A mosque and a gurudwara have come together in south Delhi’s Kalu Sarai neighbourhood to feed migrant workers driven to hunger by the COVID-19 lockdown. Every morning since 30 March, Harbans Singh and Surendar Singh, two volunteers from the Gurudwara Shri Singh Sabha in Kalu Sarai village, have been going to the nearby mosque, at 9 am. By that time, Aslam Chaudhury and a small group of people from the neighbourhood have already brought out a bag of rice from the storeroom, started cutting vegetables and sorting masalas. Onions, tomatoes, potatoes, beans, carrots and green peas have to be peeled and chopped, the ginger and garlic have to be ground in mixers into a fine paste and the oil needs to be readied. The menu remains broadly the same every day—mixed vegetable pulao, though on a day-to-day basis some of the vegetables may change. Soya bean chunks replace carrots and beans, or instead they prepare khichri with dal. “Rice is easy to cook and pack and the pulao is nutritious,” Chaudhury said. It needs to be so, he said, if the aim is to feed the hungry in slum clusters or labourers scattered in across Delhi who have will not have any other meal for the day.

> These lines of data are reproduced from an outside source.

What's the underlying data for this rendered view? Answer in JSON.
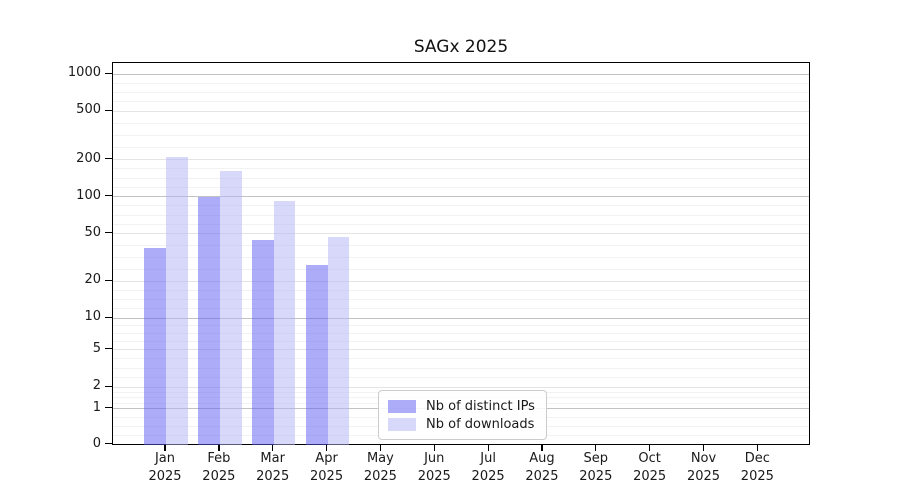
{
  "title": "SAGx 2025",
  "chart_data": {
    "type": "bar",
    "title": "SAGx 2025",
    "categories": [
      "Jan 2025",
      "Feb 2025",
      "Mar 2025",
      "Apr 2025",
      "May 2025",
      "Jun 2025",
      "Jul 2025",
      "Aug 2025",
      "Sep 2025",
      "Oct 2025",
      "Nov 2025",
      "Dec 2025"
    ],
    "x_tick_months": [
      "Jan",
      "Feb",
      "Mar",
      "Apr",
      "May",
      "Jun",
      "Jul",
      "Aug",
      "Sep",
      "Oct",
      "Nov",
      "Dec"
    ],
    "x_tick_year": "2025",
    "series": [
      {
        "name": "Nb of distinct IPs",
        "color": "rgba(90,90,243,0.5)",
        "blended_color": "#aaaaf8",
        "values": [
          38,
          100,
          44,
          27,
          null,
          null,
          null,
          null,
          null,
          null,
          null,
          null
        ]
      },
      {
        "name": "Nb of downloads",
        "color": "rgba(178,178,248,0.5)",
        "blended_color": "#d8d8fb",
        "values": [
          210,
          160,
          93,
          47,
          null,
          null,
          null,
          null,
          null,
          null,
          null,
          null
        ]
      }
    ],
    "y_axis": {
      "scale": "symlog",
      "ticks": [
        0,
        1,
        2,
        5,
        10,
        20,
        50,
        100,
        200,
        500,
        1000
      ],
      "range": [
        0,
        1100
      ]
    },
    "grid": "horizontal major and minor lines",
    "legend_position": "lower center"
  },
  "legend": {
    "items": [
      {
        "label": "Nb of distinct IPs",
        "color": "rgba(90,90,243,0.5)"
      },
      {
        "label": "Nb of downloads",
        "color": "rgba(178,178,248,0.5)"
      }
    ]
  },
  "colors": {
    "grid_major": "#c2c2c2",
    "grid_labeled": "#e4e4e4",
    "grid_minor": "#f2f2f2",
    "spine": "#000000"
  }
}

On 24 March, Prime Minister Narendra Modi announced a 21-day nationwide lockdown to combat the spread of COVID-19. Reports started emerging the following day, of thousands of labourers beginning to walk hundreds of miles from urban centres such as Delhi and Mumbai, to their homes in neighbouring states. In such cities, people without fixed incomes—daily-wage labourers, residents of slums and blue-collar workers—saw their wages drying up as businesses, factories and small-scale manufacturing units closed down. News reports suggest a crisis of unemployment and hunger unfolding in these cities. The Delhi government has since announced some steps, such as setting up 500 hunger relief centres to feed 4 lakh people and starting hunger helplines. In several parts of the national capital, civil-society groups, individuals and religious institutions such as temples, mosques and gurudwaras are struggling to take up the responsibility of feeding thousands of workers. These are efforts that lack the scale and reach that the government can provide.
“The situation is very bad,” Chaudhury said when I met him on 31 March, at the mosque. “I have been getting desperate calls from Mehrauli, Hauz Khas village, Begumpur”—all localities of south Delhi—“for food.” Chaudhury’s kitchen started on 26 March, two days after Modi made the lockdown announcement. He runs a mess and a catering business and is familiar with the process of cooking in large quantities. He had initially hired some people to cook for the migrants but was disappointed with the food they made. Speaking of the langar at the gurudwara nearby, he said, “The langar is shut, so I asked them if I could borrow their vessels. They agreed.” Chaudhury said the gurudwara sent him two large vessels—a cauldron that can cook 25 kilograms of rice and a smaller one that can hold up to 10 kilograms. The gurudwara also sent two cooks, who could help Chaudhury prepare the food. “What we are doing here is not very different from what we do in the langar,” Harbans Singh, the langar supervisor who had come along with Surendar Singh, the cook, said. “It is god’s grace and we will do seva”—community service— “as long as the lockdown continues.”